Conclusion: Is Skylos Worth It?


After spending a week deep-diving into Skylos, here's my honest take:


Use Skylos when:

  • You have a large legacy codebase
  • Import times are getting ridiculous
  • You're doing a major refactor anyway
  • You have good test coverage

Skip Skylos when:

  • Your project is under 5,000 lines
  • You use lots of metaprogramming
  • You dont have tests (fix this first!)
  • The codebase is actively changing

The 47% reduction in my codebase? Totally worth it.
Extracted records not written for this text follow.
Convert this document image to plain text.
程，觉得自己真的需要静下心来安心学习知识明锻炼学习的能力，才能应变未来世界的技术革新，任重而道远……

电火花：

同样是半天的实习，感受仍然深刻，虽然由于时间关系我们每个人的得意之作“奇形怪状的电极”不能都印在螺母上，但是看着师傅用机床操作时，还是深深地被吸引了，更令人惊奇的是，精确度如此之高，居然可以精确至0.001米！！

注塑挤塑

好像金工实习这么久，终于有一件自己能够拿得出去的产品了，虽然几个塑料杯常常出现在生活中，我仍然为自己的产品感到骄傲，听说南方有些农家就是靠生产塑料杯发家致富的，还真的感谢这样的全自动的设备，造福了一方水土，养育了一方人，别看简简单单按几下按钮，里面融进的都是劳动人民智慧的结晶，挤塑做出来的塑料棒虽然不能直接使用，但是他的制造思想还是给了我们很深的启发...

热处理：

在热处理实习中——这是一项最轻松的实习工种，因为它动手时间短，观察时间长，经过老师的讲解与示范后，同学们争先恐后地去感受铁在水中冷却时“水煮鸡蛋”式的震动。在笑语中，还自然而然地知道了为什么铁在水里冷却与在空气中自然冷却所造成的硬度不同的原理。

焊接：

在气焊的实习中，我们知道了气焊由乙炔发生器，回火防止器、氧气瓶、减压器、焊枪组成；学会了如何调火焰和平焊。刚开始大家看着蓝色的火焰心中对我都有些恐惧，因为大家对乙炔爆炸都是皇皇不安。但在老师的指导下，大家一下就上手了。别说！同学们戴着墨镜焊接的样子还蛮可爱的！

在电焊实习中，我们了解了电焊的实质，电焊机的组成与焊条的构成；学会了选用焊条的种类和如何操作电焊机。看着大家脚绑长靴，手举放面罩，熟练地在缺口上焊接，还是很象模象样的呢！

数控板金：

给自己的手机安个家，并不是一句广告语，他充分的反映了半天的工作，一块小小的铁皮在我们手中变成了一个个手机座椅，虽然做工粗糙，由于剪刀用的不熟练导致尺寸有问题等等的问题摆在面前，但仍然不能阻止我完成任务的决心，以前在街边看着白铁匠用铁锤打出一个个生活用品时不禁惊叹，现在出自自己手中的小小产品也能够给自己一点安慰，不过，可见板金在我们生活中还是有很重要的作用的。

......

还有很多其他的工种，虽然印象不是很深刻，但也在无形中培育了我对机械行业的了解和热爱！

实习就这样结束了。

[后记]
But I spent 3 days verifying everything. Skylos is a power tool - use it wisely or you'll delete something important and spend your weekend debugging.


BTW, if you're dealing with Python dead code, also check out vulture for a second opinion. And whatever you do, ALWAYS comment out code before deleting. I learned that lesson at 2am on a production server. Don't be like me.